I pass judgement all the time. Bad hair, bad outfit, I can't believe your kid did that -- you name it. Even if I don't say it out loud, it is screaming in my head.

There are people who say us church goers are a bunch of hypocrites. Yes, we probably are. And I do love the sentiment that church is not a temple for saints but a hospital for sinners.

Lots of people love to tell you that they can worship anywhere -- the fishing hole, the golf course, wherever. Of course they can. But, do they?

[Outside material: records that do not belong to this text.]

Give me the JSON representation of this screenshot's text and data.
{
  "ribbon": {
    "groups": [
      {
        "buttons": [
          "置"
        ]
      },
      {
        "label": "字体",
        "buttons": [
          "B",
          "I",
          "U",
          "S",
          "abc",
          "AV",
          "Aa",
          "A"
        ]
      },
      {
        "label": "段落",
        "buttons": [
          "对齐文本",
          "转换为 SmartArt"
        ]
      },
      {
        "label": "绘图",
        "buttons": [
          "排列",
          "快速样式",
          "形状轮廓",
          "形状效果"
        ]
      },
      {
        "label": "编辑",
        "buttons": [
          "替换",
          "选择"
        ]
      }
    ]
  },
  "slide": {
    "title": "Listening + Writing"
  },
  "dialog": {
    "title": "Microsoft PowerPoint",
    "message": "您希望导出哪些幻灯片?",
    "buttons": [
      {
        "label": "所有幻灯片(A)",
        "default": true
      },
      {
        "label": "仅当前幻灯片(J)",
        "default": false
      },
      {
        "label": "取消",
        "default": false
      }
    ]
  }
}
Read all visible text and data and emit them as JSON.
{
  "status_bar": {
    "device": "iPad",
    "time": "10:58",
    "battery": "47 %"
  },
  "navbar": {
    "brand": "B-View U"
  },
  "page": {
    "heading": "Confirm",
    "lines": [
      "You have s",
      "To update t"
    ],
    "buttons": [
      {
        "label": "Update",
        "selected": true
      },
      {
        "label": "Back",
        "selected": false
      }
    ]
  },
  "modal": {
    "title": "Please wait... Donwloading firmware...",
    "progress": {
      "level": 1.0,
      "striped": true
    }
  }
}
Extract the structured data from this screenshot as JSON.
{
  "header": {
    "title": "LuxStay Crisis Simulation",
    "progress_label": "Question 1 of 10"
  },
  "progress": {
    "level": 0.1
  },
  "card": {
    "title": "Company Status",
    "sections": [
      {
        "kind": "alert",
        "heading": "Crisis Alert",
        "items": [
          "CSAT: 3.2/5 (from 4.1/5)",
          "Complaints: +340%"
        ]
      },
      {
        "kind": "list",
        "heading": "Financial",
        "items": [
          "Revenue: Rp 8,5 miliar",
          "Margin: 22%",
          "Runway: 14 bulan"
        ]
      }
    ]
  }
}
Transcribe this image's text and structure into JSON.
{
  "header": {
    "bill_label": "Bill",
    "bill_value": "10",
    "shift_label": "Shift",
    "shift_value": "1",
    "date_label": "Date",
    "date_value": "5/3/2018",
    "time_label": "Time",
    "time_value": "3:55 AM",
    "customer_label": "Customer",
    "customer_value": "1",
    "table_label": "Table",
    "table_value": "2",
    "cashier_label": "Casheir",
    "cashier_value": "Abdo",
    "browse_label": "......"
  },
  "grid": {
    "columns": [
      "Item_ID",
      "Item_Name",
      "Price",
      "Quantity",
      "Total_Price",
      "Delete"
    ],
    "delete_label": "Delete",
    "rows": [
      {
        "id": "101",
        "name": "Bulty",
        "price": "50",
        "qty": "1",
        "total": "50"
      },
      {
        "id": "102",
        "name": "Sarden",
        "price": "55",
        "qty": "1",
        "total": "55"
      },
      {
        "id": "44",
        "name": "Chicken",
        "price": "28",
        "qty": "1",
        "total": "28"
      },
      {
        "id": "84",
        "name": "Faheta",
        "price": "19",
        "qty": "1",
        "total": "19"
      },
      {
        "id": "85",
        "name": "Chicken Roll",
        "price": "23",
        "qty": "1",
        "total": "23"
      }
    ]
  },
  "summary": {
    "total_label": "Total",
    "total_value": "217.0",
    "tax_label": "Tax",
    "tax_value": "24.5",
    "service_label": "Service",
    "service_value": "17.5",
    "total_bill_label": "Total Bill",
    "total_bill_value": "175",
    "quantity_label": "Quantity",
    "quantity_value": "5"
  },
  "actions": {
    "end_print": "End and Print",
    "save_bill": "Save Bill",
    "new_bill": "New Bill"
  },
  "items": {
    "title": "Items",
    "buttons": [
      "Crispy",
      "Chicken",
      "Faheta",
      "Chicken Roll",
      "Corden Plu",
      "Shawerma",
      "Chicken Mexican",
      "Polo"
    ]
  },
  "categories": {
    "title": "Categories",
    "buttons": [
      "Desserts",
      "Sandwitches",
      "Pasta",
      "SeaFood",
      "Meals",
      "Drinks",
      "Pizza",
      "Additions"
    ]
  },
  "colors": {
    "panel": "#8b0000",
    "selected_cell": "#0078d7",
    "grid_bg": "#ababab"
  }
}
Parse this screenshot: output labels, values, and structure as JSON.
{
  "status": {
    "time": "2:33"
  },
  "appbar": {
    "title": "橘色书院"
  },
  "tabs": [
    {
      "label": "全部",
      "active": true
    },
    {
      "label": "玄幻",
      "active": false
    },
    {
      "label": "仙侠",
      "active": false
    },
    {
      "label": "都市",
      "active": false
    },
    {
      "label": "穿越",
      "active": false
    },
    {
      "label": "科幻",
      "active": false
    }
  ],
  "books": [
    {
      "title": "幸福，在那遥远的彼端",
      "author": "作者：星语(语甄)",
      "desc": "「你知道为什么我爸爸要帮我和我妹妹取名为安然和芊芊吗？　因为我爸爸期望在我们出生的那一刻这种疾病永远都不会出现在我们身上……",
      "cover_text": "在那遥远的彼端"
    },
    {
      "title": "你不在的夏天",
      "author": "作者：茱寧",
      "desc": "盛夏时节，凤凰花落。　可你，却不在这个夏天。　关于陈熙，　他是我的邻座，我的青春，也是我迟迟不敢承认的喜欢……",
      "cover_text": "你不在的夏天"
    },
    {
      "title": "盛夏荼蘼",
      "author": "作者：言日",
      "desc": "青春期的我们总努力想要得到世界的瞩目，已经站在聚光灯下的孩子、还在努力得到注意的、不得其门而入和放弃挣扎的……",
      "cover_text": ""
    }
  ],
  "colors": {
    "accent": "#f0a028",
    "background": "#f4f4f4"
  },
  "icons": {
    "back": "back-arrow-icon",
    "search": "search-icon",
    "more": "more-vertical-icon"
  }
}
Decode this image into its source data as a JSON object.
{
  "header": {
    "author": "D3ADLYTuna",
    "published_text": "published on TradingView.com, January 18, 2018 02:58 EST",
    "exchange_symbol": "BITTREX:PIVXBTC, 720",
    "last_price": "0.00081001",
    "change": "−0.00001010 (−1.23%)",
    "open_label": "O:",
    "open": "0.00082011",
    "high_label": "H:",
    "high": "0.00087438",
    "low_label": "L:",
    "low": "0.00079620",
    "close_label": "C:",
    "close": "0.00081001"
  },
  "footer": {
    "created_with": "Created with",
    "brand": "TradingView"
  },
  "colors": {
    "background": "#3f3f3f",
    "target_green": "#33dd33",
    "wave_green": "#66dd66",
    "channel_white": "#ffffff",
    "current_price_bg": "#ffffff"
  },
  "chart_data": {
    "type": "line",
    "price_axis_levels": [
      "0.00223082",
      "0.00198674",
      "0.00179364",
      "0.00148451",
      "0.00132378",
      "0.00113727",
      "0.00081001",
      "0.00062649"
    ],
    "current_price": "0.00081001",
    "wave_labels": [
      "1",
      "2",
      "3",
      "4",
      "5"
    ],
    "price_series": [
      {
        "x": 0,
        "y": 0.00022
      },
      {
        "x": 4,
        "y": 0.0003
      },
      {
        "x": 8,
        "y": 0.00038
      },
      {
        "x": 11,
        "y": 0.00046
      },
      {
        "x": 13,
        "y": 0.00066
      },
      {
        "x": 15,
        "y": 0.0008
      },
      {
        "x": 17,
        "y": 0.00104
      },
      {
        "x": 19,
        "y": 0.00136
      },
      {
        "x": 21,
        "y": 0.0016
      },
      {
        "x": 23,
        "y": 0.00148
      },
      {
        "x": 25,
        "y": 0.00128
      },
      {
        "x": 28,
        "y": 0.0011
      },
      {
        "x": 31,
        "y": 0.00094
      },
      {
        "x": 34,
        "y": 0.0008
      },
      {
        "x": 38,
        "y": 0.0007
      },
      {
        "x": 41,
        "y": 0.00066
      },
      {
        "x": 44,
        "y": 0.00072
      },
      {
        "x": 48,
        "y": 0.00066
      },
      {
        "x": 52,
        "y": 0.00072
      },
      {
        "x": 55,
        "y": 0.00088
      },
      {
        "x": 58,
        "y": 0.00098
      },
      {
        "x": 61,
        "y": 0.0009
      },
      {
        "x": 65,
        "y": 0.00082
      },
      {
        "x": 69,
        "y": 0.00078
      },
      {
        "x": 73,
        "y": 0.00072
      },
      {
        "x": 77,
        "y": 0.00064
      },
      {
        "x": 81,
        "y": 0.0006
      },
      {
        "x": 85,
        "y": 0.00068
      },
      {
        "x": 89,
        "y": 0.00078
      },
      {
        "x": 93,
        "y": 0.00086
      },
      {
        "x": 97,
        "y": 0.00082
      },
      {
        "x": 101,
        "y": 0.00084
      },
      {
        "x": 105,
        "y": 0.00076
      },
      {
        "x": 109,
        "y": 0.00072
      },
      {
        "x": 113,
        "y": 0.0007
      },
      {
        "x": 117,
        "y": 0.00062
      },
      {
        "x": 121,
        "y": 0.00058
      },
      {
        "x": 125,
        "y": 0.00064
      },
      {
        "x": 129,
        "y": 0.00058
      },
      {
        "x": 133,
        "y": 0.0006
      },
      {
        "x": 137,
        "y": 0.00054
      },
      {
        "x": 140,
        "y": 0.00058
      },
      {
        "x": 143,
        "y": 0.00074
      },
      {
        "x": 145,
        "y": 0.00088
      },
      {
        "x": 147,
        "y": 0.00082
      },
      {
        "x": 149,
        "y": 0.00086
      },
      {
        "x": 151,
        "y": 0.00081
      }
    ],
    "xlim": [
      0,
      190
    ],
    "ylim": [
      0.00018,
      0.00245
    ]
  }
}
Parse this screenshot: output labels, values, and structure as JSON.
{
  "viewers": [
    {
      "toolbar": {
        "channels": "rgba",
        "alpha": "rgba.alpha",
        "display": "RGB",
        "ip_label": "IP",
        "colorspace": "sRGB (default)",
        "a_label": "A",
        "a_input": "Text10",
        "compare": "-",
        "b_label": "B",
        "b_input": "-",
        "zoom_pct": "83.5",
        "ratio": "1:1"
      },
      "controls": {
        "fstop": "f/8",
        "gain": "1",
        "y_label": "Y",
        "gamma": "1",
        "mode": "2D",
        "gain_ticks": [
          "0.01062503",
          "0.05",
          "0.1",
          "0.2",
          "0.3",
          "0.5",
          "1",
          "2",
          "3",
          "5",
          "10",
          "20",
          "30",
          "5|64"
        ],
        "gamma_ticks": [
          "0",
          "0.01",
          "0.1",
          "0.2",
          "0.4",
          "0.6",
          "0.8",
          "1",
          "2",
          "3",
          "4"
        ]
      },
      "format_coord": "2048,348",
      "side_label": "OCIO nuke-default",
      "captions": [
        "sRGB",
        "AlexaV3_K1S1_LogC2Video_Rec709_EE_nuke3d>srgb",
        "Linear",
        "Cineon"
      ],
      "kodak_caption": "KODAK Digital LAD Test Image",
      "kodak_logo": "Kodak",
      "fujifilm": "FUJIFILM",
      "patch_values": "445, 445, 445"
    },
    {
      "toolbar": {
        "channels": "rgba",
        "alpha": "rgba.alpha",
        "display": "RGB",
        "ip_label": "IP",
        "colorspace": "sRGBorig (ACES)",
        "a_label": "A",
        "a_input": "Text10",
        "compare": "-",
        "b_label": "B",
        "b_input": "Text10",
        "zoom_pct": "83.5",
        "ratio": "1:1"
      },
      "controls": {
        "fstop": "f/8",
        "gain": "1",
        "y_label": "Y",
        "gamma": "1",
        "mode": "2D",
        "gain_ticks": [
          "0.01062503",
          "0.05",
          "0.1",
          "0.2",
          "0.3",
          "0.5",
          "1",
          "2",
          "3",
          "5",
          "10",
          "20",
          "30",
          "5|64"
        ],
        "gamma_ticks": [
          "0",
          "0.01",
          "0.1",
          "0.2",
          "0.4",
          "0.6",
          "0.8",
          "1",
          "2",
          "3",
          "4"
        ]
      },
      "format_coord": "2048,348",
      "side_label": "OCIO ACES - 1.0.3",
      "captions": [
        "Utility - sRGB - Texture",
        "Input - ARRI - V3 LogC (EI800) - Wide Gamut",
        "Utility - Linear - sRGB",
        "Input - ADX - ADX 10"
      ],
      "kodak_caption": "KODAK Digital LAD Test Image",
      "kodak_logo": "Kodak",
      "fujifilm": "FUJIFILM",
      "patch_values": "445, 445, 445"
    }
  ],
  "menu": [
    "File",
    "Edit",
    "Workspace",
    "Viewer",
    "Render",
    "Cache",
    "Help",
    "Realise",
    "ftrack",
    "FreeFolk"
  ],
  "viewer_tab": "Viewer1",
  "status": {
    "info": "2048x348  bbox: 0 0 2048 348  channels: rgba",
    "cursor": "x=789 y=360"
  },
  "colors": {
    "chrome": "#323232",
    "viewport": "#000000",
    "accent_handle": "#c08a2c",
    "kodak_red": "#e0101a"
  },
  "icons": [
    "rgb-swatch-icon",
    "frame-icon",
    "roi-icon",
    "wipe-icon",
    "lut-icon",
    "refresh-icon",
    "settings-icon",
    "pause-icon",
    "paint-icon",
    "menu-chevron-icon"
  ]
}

I don't go to church because it's the only place I can worship. I go to church to be with my fellow worshippers and take the time to reflect on this magical/sometimes horrible/astonishing life. I go to church because I have learned at this age, I need it. And someone misses me when I am not there.

I have no judgement about the Christmas Eve and Easter Christians. I just hope the seed is planted that makes them want to come back more often.

Friday, April 2, 2010

Ponderings

Wish I could take credit for this but it was passed along to me. It's worth sharing.

POINTS TO PONDER

1. Part of a best friend's job should be to immediately clear your computer history if you die.

2. Nothing sucks more than that moment during an argument when you realize you're wrong.

3. I totally take back all those times when I didn't want to nap when I was younger.

4. There is a great need for a sarcasm font.

5. How the hell are you supposed to fold a fitted sheet?

6. Was learning cursive really necessary?

7. MapQuest really needs to start their directions at #5. I'm pretty sure I know how to get out of my neighborhood.

8. Obituaries would be a lot more interesting if they told you how the person died.

9. I can't remember the last time I wasn't at least kind of tired.

10. Bad decisions make good stories.

11. You never know when it will strike, but there comes a moment at work when you know that you aren't going to do anything productive for the rest of the day.

12. Can we all just agree to ignore whatever comes after BlueRay? I don't want to restart my collection...again.

13. I'm always slightly terrified when I exit out of WORD and it asks me if I want to save any changes to my ten-page research paper that I swear I did not make any changes to.

14. "Do not machine wash or tumble dry" means I will never wash this -- ever.

15. I hate when i just miss a call by the last ring (Hello? Hello? Damn it!) but when I immediately call back, it rings nine times and goes to voicemail. What did you do after I didn't answer? Drop the phone and run away?

16. I hate leaving the house confident and looking good and then not seeing anyone of importance the entire day. What a waste.

17. I think the freezer deserves a light as well.

18. I disagree with Kay Jewelers. I would bet on any given Friday or Saturday night more kisses begin with Miller Lite than Kay.

Kudos to the anonymous author of this.